Wednesday, December 10, 2008

Poor Christmas: Making things.

Making things from scrap and Dresden trim.
Dresden trim is made of embossed paper, gilded with metallic foil. This type of trim has been used as ornament in reliquaries from the 17th century, especially in Italy, although the Germans specialized in its production since the 18th century. Popular holiday uses include the application of trim on hen's eggs, or glass and papier-mache orbs to create Faberge-style ornaments; it has also been applied to garments worn by statues of saints, Neapolitan creche figures, or as embellishment upon Christmas cards and so on. Scrap is similar, again embossed paper figures depicting almost anything - from insects to people, buildings and flowers, but instead of the metallic finish, these are colorful. Uses for these materials in crafts is almost limitless.
I have trouble finding these little treasures locally, although I have found several resources online.
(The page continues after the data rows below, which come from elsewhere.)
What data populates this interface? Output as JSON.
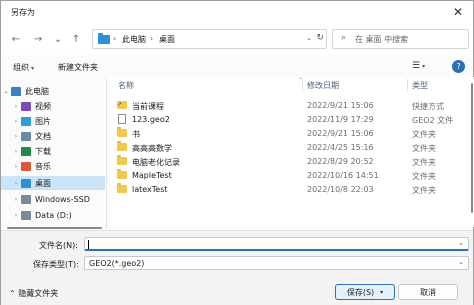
{
  "window": {
    "title": "另存为",
    "close_glyph": "✕"
  },
  "nav": {
    "back_glyph": "←",
    "forward_glyph": "→",
    "recent_glyph": "⌄",
    "up_glyph": "↑",
    "breadcrumb": [
      "此电脑",
      "桌面"
    ],
    "separator": "›",
    "dropdown_glyph": "⌄",
    "refresh_glyph": "↻",
    "search_placeholder": "在 桌面 中搜索",
    "search_glyph": "⌕"
  },
  "toolbar": {
    "organize": "组织",
    "new_folder": "新建文件夹",
    "dropdown_glyph": "▾",
    "view_glyph": "☰",
    "help_glyph": "?"
  },
  "sidebar": {
    "items": [
      {
        "label": "此电脑",
        "icon": "computer-icon",
        "color": "#3b82c4",
        "chevron": "⌄",
        "selected": false
      },
      {
        "label": "视频",
        "icon": "video-icon",
        "color": "#7b4bb7",
        "chevron": "›",
        "selected": false
      },
      {
        "label": "图片",
        "icon": "picture-icon",
        "color": "#2f9dd6",
        "chevron": "›",
        "selected": false
      },
      {
        "label": "文档",
        "icon": "document-icon",
        "color": "#6f8aa6",
        "chevron": "›",
        "selected": false
      },
      {
        "label": "下载",
        "icon": "download-icon",
        "color": "#1f8a4c",
        "chevron": "›",
        "selected": false
      },
      {
        "label": "音乐",
        "icon": "music-icon",
        "color": "#e0563b",
        "chevron": "›",
        "selected": false
      },
      {
        "label": "桌面",
        "icon": "desktop-icon",
        "color": "#2d8fd6",
        "chevron": "›",
        "selected": true
      },
      {
        "label": "Windows-SSD",
        "icon": "drive-icon",
        "color": "#7a8a99",
        "chevron": "›",
        "selected": false
      },
      {
        "label": "Data (D:)",
        "icon": "drive-icon",
        "color": "#7a8a99",
        "chevron": "›",
        "selected": false
      }
    ]
  },
  "files": {
    "columns": {
      "name": "名称",
      "modified": "修改日期",
      "type": "类型",
      "sort_glyph": "⌃"
    },
    "rows": [
      {
        "name": "当前课程",
        "date": "2022/9/21 15:06",
        "type": "快捷方式",
        "kind": "shortcut"
      },
      {
        "name": "123.geo2",
        "date": "2022/11/9 17:29",
        "type": "GEO2 文件",
        "kind": "file"
      },
      {
        "name": "书",
        "date": "2022/9/21 15:06",
        "type": "文件夹",
        "kind": "folder"
      },
      {
        "name": "高高高数学",
        "date": "2022/4/25 15:16",
        "type": "文件夹",
        "kind": "folder"
      },
      {
        "name": "电脑老化记录",
        "date": "2022/8/29 20:52",
        "type": "文件夹",
        "kind": "folder"
      },
      {
        "name": "MapleTest",
        "date": "2022/10/16 14:51",
        "type": "文件夹",
        "kind": "folder"
      },
      {
        "name": "latexTest",
        "date": "2022/10/8 22:03",
        "type": "文件夹",
        "kind": "folder"
      }
    ]
  },
  "form": {
    "filename_label": "文件名(N):",
    "filename_value": "",
    "filetype_label": "保存类型(T):",
    "filetype_value": "GEO2(*.geo2)",
    "dropdown_glyph": "⌄"
  },
  "footer": {
    "hide_folders": "隐藏文件夹",
    "hide_glyph": "⌃",
    "save": "保存(S)",
    "cancel": "取消",
    "save_glyph": "▾"
  }
}
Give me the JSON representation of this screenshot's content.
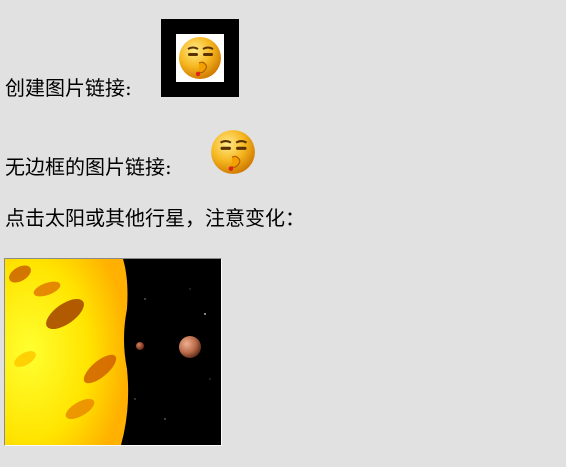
{
  "lines": {
    "bordered_link": "创建图片链接:",
    "borderless_link": "无边框的图片链接:",
    "instruction": "点击太阳或其他行星，注意变化："
  },
  "icons": {
    "smiley": "shush-smiley-icon"
  },
  "image_map": {
    "targets": [
      "sun",
      "planet-small",
      "planet-large"
    ]
  },
  "colors": {
    "page_background": "#e1e1e1",
    "border": "#000000",
    "sun": "#ffe800",
    "space": "#000000"
  }
}
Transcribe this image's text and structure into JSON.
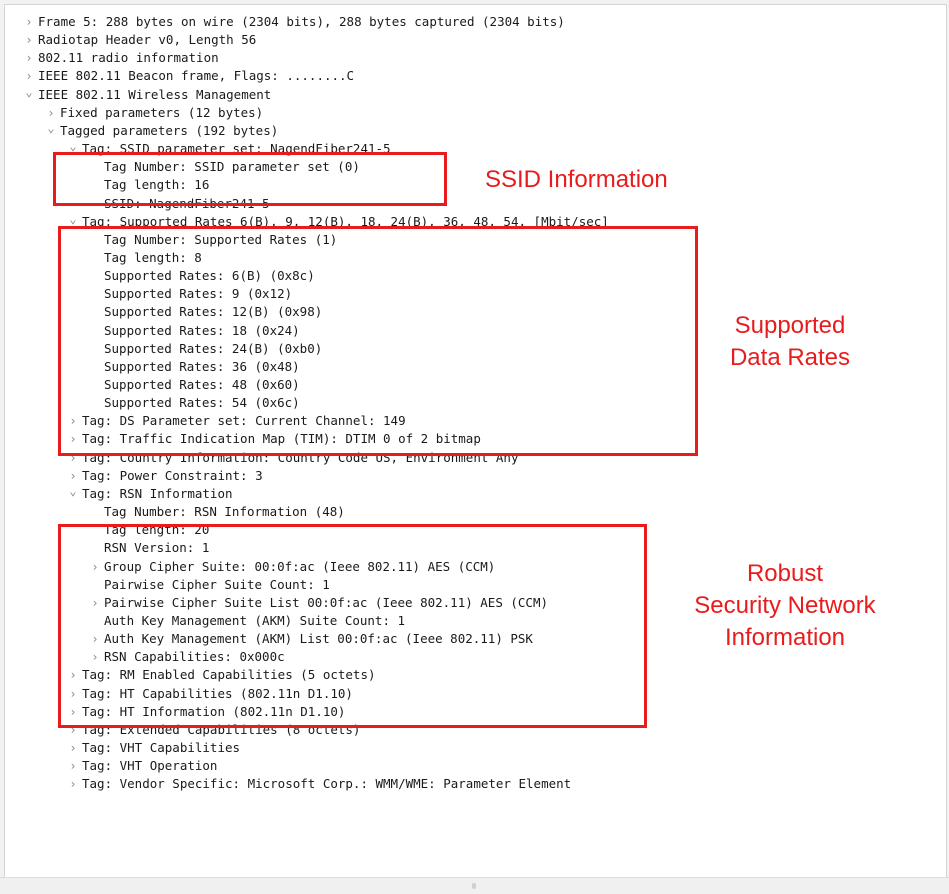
{
  "tree": [
    {
      "indent": 0,
      "chevron": "right",
      "text": "Frame 5: 288 bytes on wire (2304 bits), 288 bytes captured (2304 bits)"
    },
    {
      "indent": 0,
      "chevron": "right",
      "text": "Radiotap Header v0, Length 56"
    },
    {
      "indent": 0,
      "chevron": "right",
      "text": "802.11 radio information"
    },
    {
      "indent": 0,
      "chevron": "right",
      "text": "IEEE 802.11 Beacon frame, Flags: ........C"
    },
    {
      "indent": 0,
      "chevron": "down",
      "text": "IEEE 802.11 Wireless Management"
    },
    {
      "indent": 1,
      "chevron": "right",
      "text": "Fixed parameters (12 bytes)"
    },
    {
      "indent": 1,
      "chevron": "down",
      "text": "Tagged parameters (192 bytes)"
    },
    {
      "indent": 2,
      "chevron": "down",
      "text": "Tag: SSID parameter set: NagendFiber241-5"
    },
    {
      "indent": 3,
      "chevron": "none",
      "text": "Tag Number: SSID parameter set (0)"
    },
    {
      "indent": 3,
      "chevron": "none",
      "text": "Tag length: 16"
    },
    {
      "indent": 3,
      "chevron": "none",
      "text": "SSID: NagendFiber241-5"
    },
    {
      "indent": 2,
      "chevron": "down",
      "text": "Tag: Supported Rates 6(B), 9, 12(B), 18, 24(B), 36, 48, 54, [Mbit/sec]"
    },
    {
      "indent": 3,
      "chevron": "none",
      "text": "Tag Number: Supported Rates (1)"
    },
    {
      "indent": 3,
      "chevron": "none",
      "text": "Tag length: 8"
    },
    {
      "indent": 3,
      "chevron": "none",
      "text": "Supported Rates: 6(B) (0x8c)"
    },
    {
      "indent": 3,
      "chevron": "none",
      "text": "Supported Rates: 9 (0x12)"
    },
    {
      "indent": 3,
      "chevron": "none",
      "text": "Supported Rates: 12(B) (0x98)"
    },
    {
      "indent": 3,
      "chevron": "none",
      "text": "Supported Rates: 18 (0x24)"
    },
    {
      "indent": 3,
      "chevron": "none",
      "text": "Supported Rates: 24(B) (0xb0)"
    },
    {
      "indent": 3,
      "chevron": "none",
      "text": "Supported Rates: 36 (0x48)"
    },
    {
      "indent": 3,
      "chevron": "none",
      "text": "Supported Rates: 48 (0x60)"
    },
    {
      "indent": 3,
      "chevron": "none",
      "text": "Supported Rates: 54 (0x6c)"
    },
    {
      "indent": 2,
      "chevron": "right",
      "text": "Tag: DS Parameter set: Current Channel: 149"
    },
    {
      "indent": 2,
      "chevron": "right",
      "text": "Tag: Traffic Indication Map (TIM): DTIM 0 of 2 bitmap"
    },
    {
      "indent": 2,
      "chevron": "right",
      "text": "Tag: Country Information: Country Code US, Environment Any"
    },
    {
      "indent": 2,
      "chevron": "right",
      "text": "Tag: Power Constraint: 3"
    },
    {
      "indent": 2,
      "chevron": "down",
      "text": "Tag: RSN Information"
    },
    {
      "indent": 3,
      "chevron": "none",
      "text": "Tag Number: RSN Information (48)"
    },
    {
      "indent": 3,
      "chevron": "none",
      "text": "Tag length: 20"
    },
    {
      "indent": 3,
      "chevron": "none",
      "text": "RSN Version: 1"
    },
    {
      "indent": 3,
      "chevron": "right",
      "text": "Group Cipher Suite: 00:0f:ac (Ieee 802.11) AES (CCM)"
    },
    {
      "indent": 3,
      "chevron": "none",
      "text": "Pairwise Cipher Suite Count: 1"
    },
    {
      "indent": 3,
      "chevron": "right",
      "text": "Pairwise Cipher Suite List 00:0f:ac (Ieee 802.11) AES (CCM)"
    },
    {
      "indent": 3,
      "chevron": "none",
      "text": "Auth Key Management (AKM) Suite Count: 1"
    },
    {
      "indent": 3,
      "chevron": "right",
      "text": "Auth Key Management (AKM) List 00:0f:ac (Ieee 802.11) PSK"
    },
    {
      "indent": 3,
      "chevron": "right",
      "text": "RSN Capabilities: 0x000c"
    },
    {
      "indent": 2,
      "chevron": "right",
      "text": "Tag: RM Enabled Capabilities (5 octets)"
    },
    {
      "indent": 2,
      "chevron": "right",
      "text": "Tag: HT Capabilities (802.11n D1.10)"
    },
    {
      "indent": 2,
      "chevron": "right",
      "text": "Tag: HT Information (802.11n D1.10)"
    },
    {
      "indent": 2,
      "chevron": "right",
      "text": "Tag: Extended Capabilities (8 octets)"
    },
    {
      "indent": 2,
      "chevron": "right",
      "text": "Tag: VHT Capabilities"
    },
    {
      "indent": 2,
      "chevron": "right",
      "text": "Tag: VHT Operation"
    },
    {
      "indent": 2,
      "chevron": "right",
      "text": "Tag: Vendor Specific: Microsoft Corp.: WMM/WME: Parameter Element"
    }
  ],
  "annotations": {
    "ssid": {
      "label": "SSID Information"
    },
    "rates": {
      "label": "Supported\nData Rates"
    },
    "rsn": {
      "label": "Robust\nSecurity Network\nInformation"
    }
  },
  "colors": {
    "annotation": "#e81c1c",
    "chevron": "#8a8a8a",
    "text": "#1a1a1a"
  },
  "icons": {
    "collapsed": "chevron-right-icon",
    "expanded": "chevron-down-icon"
  }
}
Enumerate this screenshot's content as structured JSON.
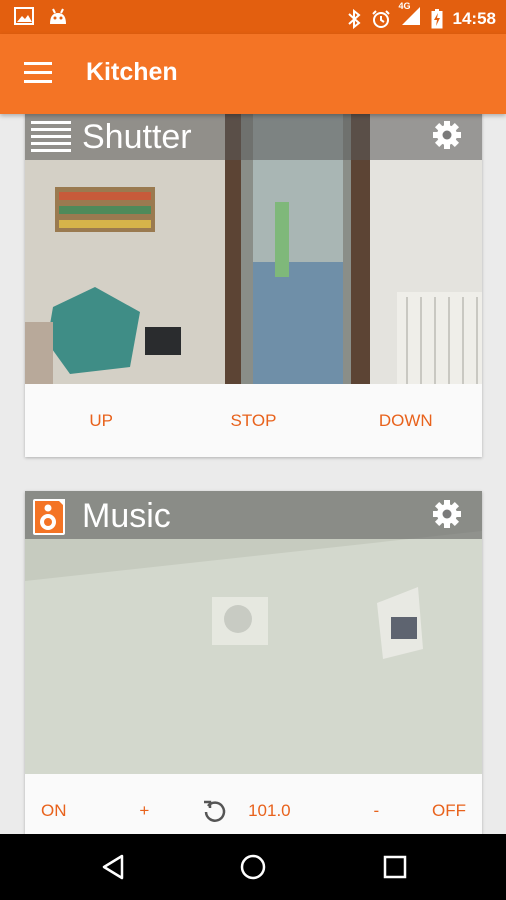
{
  "status_bar": {
    "time": "14:58",
    "network": "4G",
    "icons": [
      "image-icon",
      "android-icon",
      "bluetooth-icon",
      "alarm-icon",
      "signal-icon",
      "battery-charging-icon"
    ]
  },
  "app_bar": {
    "title": "Kitchen",
    "menu_icon": "hamburger-menu-icon"
  },
  "cards": [
    {
      "title": "Shutter",
      "type_icon": "shutter-icon",
      "settings_icon": "gear-icon",
      "actions": [
        "UP",
        "STOP",
        "DOWN"
      ]
    },
    {
      "title": "Music",
      "type_icon": "speaker-icon",
      "settings_icon": "gear-icon",
      "controls": {
        "on_label": "ON",
        "plus_label": "+",
        "refresh_icon": "refresh-icon",
        "value": "101.0",
        "minus_label": "-",
        "off_label": "OFF"
      }
    }
  ],
  "nav_bar": {
    "icons": [
      "back-icon",
      "home-icon",
      "recents-icon"
    ]
  },
  "colors": {
    "status_bar": "#e35f0f",
    "app_bar": "#f47425",
    "accent_text": "#e8621c"
  }
}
The best happens to be Blumchen's Dresden Trim Shop. Another very good resource is Victorian Scrap - their inventory appears to be a bit more extensive. The term "scrapbook" derives from this material. It was a popular hobby to collect scrap and arrange it in a book, with poetry, stories, and reminiscences.
Image: A page of Dresden Santa's, the stamped, die-cut figures need to be cut and trimmed from the stock.


  1. So......I get my new issue of Victoria and they have a whole story on Blumchen & Co.

    I never heard that trim called Dresden trim. I am very fond of ephemera of all sorts and love trimming and decorating stuff.

    I collect paper like crazy for decoupage. Victorian are my favorite. Life got really good once I discovered the secret of spraying the paper with clear varnish on both sides before cutting and glueing.

  2. ....and I've also gotten into decals that I get from Instar

    They have tons of Victorian stuff for dirt cheap. They are designed to be fired onto ceramic but they can be just as easily applied to wood or metal and sealed.